Dagmar Ó Riain-Raedel, to whom this volume is dedicated, discusses ‘The Other Peregrinatio: Pilgrim Nuns in Medieval Regensburg and their Irish Connections’. There were communities of Irish monks (Schottenklöster) in Regensburg (Bavaria), and a community of Irish nuns is attested in detail from the twelfth century. Ó Riain-Raedel details the literary achievements of the nuns as authors and patrons, and suggests that all three of the women’s houses in Regensburg had Irish connections. She suggests that the nuns’ origins, like those of the monks in the Schottenklöster, may have been in Munster and presents evidence for ongoing connections with the Uí Briain family. 

The most explicitly comparative chapter is ‘Putting Women in Order: A Comparison of the Medieval Women Religious of Ballymore-Loughsewdy and Prémontré’ by Yvonne Seale. Seale asks what it means that a particular religious house and particularly a women’s house belonged to a particular order.
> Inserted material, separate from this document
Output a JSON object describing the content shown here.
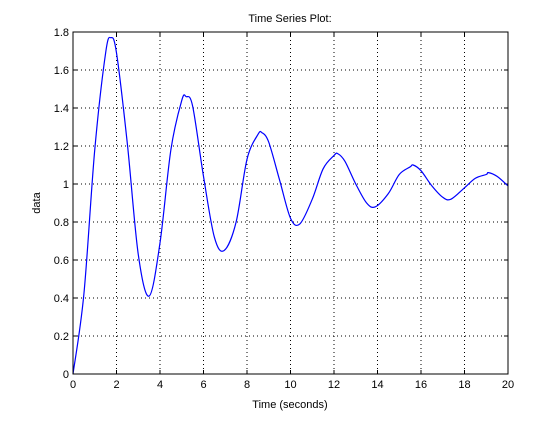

The affiliation of Loughsewdy with the Cistercian order is complicated, but Seale argues that the nuns themselves would have seen themselves as following its ordo even if they did not formally belong to it.  The French houses were composed of women inspired by the life of Prémontré despite efforts of that order to exclude women. Seale uses the comparison to argue that membership of an order was not something imposed on nuns by a founder or by a church hierarchy but often something they chose themselves. 

The volume is exceptionally well-produced, on heavy paper with a section of colour plates as well as black and white illustrations in each chapter. It may be read as an introduction to the subject, as a collection of detailed scholarship on various aspects, and as a programme for further research. Anyone interested in medieval and early modern Irish women’s history will certainly want to read it, but those interested in other time periods, or in other regions of Europe, will learn a great deal from it as well.

Ruth Mazo Karras
Trinity College Dublin 


Ruth Mazo Karras is Lecky Professor of History at Trinity College Dublin and author of several books in the history of women, gender, and sexuality in medieval Europe.